At the inauguration of The Uniting Church in Australia, a Statement to the Nation was issued. In part, it said:
…we affirm that the first allegiance of Christians is God, under whose judgment the policies and actions of all nations must pass. We realise that sometimes this allegiance may bring us into conflict with the rulers of our day. But our Uniting Church, as an institution within the nation, must constantly stress the universal values which must find expression in national policies if humanity is to survive.

We pledge ourselves to hope and work for a nation whose goals are not guided by self-interest alone, but by concern for the welfare of all persons everywhere — the family of the One God — the God made known in Jesus of Nazareth the One who gave His life for others.

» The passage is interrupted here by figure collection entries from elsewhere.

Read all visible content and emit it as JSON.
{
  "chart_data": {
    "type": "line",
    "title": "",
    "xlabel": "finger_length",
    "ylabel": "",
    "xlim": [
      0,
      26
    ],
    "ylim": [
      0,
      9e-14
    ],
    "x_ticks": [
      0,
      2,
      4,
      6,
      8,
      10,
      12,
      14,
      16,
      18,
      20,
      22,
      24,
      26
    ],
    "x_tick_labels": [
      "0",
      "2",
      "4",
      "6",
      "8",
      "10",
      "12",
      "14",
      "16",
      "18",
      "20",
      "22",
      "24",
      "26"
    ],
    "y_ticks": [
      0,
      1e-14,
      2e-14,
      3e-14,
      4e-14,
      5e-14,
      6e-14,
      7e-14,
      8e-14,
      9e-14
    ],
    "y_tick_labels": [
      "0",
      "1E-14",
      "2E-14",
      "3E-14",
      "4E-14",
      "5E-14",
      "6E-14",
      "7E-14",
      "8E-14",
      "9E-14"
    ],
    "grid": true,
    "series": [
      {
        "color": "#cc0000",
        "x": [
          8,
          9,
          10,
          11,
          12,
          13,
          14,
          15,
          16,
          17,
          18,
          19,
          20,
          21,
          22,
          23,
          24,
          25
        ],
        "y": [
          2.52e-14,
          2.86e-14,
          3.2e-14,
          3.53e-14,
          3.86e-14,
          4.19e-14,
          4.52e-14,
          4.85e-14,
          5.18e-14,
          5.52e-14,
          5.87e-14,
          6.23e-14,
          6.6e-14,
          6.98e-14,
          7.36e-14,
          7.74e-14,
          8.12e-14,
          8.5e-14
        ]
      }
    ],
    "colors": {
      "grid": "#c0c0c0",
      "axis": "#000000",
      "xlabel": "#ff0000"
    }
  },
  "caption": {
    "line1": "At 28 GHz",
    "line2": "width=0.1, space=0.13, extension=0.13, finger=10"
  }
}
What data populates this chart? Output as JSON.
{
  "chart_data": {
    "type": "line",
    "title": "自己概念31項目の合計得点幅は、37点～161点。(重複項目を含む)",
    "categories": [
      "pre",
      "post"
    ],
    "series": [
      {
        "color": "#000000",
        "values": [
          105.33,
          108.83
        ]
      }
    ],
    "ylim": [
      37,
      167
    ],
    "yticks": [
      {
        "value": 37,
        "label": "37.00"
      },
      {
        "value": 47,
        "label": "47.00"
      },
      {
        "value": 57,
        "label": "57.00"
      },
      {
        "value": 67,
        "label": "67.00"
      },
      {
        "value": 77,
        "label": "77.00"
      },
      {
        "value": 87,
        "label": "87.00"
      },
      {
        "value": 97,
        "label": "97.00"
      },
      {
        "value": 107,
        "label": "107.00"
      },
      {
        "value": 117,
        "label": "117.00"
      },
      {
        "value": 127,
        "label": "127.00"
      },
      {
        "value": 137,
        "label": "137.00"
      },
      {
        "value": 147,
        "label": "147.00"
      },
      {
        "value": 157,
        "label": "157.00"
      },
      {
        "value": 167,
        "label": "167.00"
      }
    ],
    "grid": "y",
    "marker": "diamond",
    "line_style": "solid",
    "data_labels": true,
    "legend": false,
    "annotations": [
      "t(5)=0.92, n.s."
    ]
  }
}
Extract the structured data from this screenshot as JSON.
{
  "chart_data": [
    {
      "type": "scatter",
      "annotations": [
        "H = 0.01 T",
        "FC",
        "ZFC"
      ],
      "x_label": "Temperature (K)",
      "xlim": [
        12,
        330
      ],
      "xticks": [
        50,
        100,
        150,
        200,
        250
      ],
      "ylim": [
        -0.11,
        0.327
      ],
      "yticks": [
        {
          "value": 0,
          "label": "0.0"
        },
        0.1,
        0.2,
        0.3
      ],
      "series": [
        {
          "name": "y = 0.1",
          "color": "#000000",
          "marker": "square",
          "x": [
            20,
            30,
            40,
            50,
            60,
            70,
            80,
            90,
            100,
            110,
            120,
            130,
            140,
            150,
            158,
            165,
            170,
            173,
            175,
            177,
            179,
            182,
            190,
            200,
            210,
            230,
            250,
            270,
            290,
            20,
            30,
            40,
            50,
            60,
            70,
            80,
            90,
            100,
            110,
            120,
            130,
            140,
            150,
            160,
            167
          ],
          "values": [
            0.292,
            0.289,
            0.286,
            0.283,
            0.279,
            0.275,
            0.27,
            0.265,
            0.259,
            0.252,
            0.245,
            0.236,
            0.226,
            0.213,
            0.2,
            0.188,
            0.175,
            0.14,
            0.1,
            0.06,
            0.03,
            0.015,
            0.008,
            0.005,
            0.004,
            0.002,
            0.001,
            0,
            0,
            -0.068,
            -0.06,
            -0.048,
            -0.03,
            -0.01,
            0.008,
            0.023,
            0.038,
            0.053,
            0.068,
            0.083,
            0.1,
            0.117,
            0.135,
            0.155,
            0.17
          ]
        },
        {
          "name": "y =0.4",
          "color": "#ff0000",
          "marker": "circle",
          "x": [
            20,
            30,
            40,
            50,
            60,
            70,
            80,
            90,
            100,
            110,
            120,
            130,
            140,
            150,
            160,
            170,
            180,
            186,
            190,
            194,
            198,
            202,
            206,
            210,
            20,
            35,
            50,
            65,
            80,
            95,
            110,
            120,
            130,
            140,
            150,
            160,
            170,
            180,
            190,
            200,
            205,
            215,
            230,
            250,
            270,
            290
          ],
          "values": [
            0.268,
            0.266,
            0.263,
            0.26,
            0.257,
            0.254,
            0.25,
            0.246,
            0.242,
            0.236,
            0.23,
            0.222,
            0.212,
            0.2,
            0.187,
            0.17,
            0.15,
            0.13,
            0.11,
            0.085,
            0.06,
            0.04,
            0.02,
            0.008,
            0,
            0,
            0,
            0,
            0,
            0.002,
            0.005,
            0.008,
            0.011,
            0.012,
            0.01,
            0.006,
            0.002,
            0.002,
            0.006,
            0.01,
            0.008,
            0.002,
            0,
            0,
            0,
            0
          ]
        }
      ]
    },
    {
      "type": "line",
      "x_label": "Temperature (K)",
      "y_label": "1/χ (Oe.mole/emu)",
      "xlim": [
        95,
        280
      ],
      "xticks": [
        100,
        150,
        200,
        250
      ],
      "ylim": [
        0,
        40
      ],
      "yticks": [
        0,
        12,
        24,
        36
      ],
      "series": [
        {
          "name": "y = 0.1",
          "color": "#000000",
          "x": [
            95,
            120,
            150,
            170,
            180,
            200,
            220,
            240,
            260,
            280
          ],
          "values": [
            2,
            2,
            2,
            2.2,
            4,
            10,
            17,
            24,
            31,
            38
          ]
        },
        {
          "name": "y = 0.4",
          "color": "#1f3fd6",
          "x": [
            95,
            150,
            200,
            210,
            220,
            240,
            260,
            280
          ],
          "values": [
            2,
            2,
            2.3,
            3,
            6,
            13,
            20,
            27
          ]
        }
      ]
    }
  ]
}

This is the power to whom we owe our only allegiance. It is a power that does not produce dysfunction or facilitate pathological or unhealthy cycles of behaviour. It is a power that works for liberation, for salvation, for justice, for peace and for God’s good creation.
In [Jesus’] encounters with the demonic there was no protracted struggle, no violence aimed at the exorcist, no magical words, crucifixes, holy water—not even the invocation of the divine name. Jesus is totally calm, totally in control. There is no question… whether Jesus will prevail. The demons are depicted as weak fractions of power unable to tolerate the presence of divine authority. The demonic attempts to make a part the whole, and cannot withstand the power of anyone who is related to that Whole in and through and for which all things exist… What made his exorcisms so distinct, and so frightening to those in authority, was their integration into his proclamation, in word and act, of the inbreaking of “the new order” (Wink p. 58).

For if it is because of the power of God that the powers are addressed and the demons cast out, then God’s realm is surely here.
…the early church freed people from the fear of demons, not so much by grim combat… but be a triumphant satire of their impotence in the face of the risen Christ...(Wink p. 64)

The demons flee from the scapegoat into scape-pigs and rush into the chaos of the abyss, the sea, leaving Jesus to move on to the next confrontation, and the community free to face the new reality of God’s liberation in Christ.